In a new article from the Guardian, Alia Ghanem, mother of Osama bin Laden, goes on the record for the first time since the terrorist attacks of 9/11.
The interview took place after Saudi Arabia’s new leadership granted the publication access in the hope that it would show the world “an outcast—not an agent—was responsible for 9/11,” according to the Guardian. (The bin Ladens, to this day, are one of the most powerful families in the region.)
In the conversation, Ghanem blames the people her son interacted with while studying economics at King Abdulaziz University in Jeddah for “changing him”:
“The people at university changed him. He became a different man.

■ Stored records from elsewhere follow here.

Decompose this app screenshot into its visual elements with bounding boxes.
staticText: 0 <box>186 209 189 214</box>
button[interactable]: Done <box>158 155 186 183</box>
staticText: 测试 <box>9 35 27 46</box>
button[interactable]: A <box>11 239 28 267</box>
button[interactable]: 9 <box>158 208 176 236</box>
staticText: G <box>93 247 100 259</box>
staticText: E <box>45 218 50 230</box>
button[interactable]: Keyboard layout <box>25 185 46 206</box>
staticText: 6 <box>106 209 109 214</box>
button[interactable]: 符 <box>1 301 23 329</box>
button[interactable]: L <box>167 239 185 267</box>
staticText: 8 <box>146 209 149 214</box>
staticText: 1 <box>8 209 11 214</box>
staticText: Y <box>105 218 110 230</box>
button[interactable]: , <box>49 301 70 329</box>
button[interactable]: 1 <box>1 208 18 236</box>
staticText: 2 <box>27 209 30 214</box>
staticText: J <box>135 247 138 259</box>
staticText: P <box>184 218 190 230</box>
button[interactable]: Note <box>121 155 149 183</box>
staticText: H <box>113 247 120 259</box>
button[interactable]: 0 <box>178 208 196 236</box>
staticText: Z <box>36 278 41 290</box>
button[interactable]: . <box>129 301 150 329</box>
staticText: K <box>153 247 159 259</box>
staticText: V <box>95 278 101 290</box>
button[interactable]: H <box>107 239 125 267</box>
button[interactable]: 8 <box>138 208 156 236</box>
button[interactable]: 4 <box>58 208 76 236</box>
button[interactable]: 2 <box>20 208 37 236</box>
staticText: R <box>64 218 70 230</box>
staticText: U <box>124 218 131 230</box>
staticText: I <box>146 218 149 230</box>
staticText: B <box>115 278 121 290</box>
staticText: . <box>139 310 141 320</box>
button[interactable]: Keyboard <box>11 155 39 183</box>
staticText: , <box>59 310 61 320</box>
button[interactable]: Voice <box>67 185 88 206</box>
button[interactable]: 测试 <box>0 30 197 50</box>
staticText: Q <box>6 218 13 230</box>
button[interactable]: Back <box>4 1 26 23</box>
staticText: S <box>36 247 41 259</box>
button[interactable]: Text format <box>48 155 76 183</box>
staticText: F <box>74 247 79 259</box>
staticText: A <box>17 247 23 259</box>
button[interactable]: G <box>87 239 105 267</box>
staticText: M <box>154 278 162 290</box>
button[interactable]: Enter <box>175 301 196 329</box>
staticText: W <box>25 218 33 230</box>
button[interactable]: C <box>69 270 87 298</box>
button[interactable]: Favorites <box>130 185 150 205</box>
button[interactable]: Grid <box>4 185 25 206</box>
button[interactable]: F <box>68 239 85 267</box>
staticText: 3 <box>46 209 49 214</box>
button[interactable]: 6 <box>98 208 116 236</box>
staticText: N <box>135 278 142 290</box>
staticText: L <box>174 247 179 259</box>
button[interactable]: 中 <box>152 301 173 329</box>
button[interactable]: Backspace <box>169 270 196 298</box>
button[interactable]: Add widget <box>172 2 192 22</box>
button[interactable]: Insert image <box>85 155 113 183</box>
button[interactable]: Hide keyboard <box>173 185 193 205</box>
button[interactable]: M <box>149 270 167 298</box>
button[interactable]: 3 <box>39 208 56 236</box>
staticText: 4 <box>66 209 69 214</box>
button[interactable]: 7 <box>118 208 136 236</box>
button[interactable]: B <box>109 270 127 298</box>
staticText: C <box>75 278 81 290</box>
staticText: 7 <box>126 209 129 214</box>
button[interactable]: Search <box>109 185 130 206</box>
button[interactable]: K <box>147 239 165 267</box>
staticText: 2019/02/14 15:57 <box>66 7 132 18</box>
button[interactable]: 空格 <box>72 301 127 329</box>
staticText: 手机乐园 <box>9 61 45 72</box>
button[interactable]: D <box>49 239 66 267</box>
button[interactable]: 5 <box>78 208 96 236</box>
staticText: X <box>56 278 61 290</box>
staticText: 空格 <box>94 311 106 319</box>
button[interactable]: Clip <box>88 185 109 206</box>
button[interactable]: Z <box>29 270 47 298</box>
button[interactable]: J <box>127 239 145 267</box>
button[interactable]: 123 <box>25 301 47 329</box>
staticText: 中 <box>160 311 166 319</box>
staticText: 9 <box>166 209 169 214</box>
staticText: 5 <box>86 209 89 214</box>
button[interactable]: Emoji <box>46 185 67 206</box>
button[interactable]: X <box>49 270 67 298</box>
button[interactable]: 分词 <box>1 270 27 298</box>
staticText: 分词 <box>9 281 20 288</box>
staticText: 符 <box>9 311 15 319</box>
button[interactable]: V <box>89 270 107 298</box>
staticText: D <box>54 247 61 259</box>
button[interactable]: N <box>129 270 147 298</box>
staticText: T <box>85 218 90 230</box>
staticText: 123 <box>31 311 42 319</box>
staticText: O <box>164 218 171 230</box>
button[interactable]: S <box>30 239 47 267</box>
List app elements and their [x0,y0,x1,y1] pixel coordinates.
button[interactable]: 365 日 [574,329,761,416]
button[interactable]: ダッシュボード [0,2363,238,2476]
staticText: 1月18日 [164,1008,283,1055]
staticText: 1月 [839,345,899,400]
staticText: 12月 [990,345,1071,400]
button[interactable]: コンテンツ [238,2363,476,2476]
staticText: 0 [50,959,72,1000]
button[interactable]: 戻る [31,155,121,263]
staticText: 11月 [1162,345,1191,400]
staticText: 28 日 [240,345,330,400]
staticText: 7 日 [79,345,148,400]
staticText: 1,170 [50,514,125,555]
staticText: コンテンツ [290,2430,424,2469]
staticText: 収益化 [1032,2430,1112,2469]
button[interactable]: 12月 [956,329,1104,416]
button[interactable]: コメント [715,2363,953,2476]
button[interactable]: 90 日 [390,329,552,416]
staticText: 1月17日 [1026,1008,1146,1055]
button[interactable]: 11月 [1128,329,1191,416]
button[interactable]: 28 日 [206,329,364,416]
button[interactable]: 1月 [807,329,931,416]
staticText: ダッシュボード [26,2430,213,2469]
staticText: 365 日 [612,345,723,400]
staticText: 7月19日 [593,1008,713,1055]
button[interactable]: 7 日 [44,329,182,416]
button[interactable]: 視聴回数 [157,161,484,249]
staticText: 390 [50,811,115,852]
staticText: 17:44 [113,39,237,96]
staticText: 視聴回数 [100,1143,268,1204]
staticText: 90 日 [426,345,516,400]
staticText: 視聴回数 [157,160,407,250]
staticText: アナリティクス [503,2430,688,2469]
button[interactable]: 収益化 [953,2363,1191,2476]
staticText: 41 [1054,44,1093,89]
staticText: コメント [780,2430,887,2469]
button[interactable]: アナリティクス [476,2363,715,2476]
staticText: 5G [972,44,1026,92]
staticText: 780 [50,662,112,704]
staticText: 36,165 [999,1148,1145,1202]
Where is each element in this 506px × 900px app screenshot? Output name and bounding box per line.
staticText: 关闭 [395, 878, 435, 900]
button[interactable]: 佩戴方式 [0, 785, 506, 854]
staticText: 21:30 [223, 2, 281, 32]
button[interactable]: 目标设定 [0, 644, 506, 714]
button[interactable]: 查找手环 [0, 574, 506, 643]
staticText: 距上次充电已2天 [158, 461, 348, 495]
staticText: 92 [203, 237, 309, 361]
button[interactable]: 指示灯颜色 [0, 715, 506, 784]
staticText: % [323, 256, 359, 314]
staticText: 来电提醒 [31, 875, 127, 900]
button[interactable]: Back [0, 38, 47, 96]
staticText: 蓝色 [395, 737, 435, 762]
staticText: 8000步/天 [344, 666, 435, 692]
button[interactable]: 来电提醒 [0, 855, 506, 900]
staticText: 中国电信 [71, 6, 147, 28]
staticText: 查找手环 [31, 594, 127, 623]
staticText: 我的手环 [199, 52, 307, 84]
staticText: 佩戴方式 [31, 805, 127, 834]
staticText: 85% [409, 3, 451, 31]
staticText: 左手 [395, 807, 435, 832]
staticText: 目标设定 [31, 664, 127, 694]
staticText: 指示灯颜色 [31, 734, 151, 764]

He was a very good child until he met some people who pretty much brainwashed him in his early 20s. You can call it a cult. They got money for their cause. I would always tell him to stay away from them, and he would never admit to me what he was doing, because he loved me so much.”
She continued, focusing on his early life:
“Everyone who met him in the early days respected him. At the start, we were very proud of him. Even the Saudi government would treat him in a very noble, respectful way. And then came Osama the mujahid.”
And explained that she never believed her son would become a jihadist:
“It never crossed my mind. We were extremely upset. I did not want any of this to happen. Why would he throw it all away like that?”
At one point during the conversation, Ghanem leaves, allowing other members of the family to speak to the Guardian. One of Osama’s half-brothers, Ahmad, takes it as an opportunity to contextualize his mother’s thinking:
“It has been 17 years now [since 9/11] and she remains in denial about Osama. She loved him so much and refuses to blame him. Instead, she blames those around him. She only knows the good boy side, the side we all saw. She never got to know the jihadist side.”